Vous me demandez l’Épître à Émilie ; mais vous savez bien que c’est à la divinité même, et non à l’un de ses prêtres, qu’il faut vous adresser, et que je ne peux rien faire sans ses ordres. Vous devez croire qu’il est impossible de lui désobéir. Vous avez bien raison de dire que vous auriez voulu passer votre vie auprès d’elle. Il est vrai qu’elle aime un peu le monde.

Cette belle âme est une étoffe
Qu’elle brode en mille façons ;
Son esprit est très-philosophe,
Et son cœur aime les pompons.

Mais les pompons et le monde sont de son âge, et son mérite est au-dessus de son âge, de son sexe, et du nôtre.

J’avouerai qu’elle est tyrannique :
Il faut, pour lui faire sa cour,
Lui parler de métaphysique
Quand on voudrait parler d’amour ;

mais moi, qui aime assez la métaphysique, et qui préfère l’amitié d’Émilie à tout le reste, je n’ai aucune peine à me contenir dans mes bornes.
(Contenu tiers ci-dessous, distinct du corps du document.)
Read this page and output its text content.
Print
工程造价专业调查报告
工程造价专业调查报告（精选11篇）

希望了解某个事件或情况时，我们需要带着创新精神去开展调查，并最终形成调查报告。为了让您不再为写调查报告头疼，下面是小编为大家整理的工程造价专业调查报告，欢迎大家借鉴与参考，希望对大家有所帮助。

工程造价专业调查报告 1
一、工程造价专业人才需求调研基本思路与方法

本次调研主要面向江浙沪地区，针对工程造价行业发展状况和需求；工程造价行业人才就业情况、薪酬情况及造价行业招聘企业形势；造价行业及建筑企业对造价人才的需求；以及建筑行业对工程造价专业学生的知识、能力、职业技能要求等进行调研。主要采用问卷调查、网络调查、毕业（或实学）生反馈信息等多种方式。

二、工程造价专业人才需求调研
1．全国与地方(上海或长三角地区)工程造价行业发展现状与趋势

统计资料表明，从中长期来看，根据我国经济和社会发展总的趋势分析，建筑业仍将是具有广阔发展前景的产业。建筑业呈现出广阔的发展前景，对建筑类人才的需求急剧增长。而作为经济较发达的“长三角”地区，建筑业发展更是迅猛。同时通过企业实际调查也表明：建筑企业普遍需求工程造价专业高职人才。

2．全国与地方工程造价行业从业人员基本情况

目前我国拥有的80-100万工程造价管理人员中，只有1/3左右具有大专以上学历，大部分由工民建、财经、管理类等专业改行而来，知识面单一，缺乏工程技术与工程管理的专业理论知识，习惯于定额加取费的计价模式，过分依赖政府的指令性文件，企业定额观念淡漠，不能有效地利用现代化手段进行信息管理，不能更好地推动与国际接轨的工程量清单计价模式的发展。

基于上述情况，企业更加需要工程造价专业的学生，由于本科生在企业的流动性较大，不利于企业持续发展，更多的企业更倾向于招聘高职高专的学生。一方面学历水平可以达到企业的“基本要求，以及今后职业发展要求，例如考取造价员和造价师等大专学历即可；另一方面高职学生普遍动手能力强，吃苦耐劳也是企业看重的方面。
Ovide autrefois fut mon maître,
C’est à Locke aujourd’hui de l’être.
L’art de penser est consolant,
Quand on renonce à l’art de plaire.
Ce sont deux beaux métiers vraiment,
Mais où je ne profitai guère.

J’aurais du moins fait quelque profit dans l’art de penser, entre Émilie et vous ; j’aurais été l’admirateur de tous deux ; je n’aurais jamais été jaloux des préférences que vous méritez. J’aurais dit de sa maison, comme Horace de celle de Mécène :

· · · · · · · · · · · · · · · · · · · · Ni mi officit unquam,
Ditior hic, aut est quia doctior ; est locus uni-
Cuique suus.

(Liv. I, sat. ix, v. 50.)
  1. Les Lettres philosophiques.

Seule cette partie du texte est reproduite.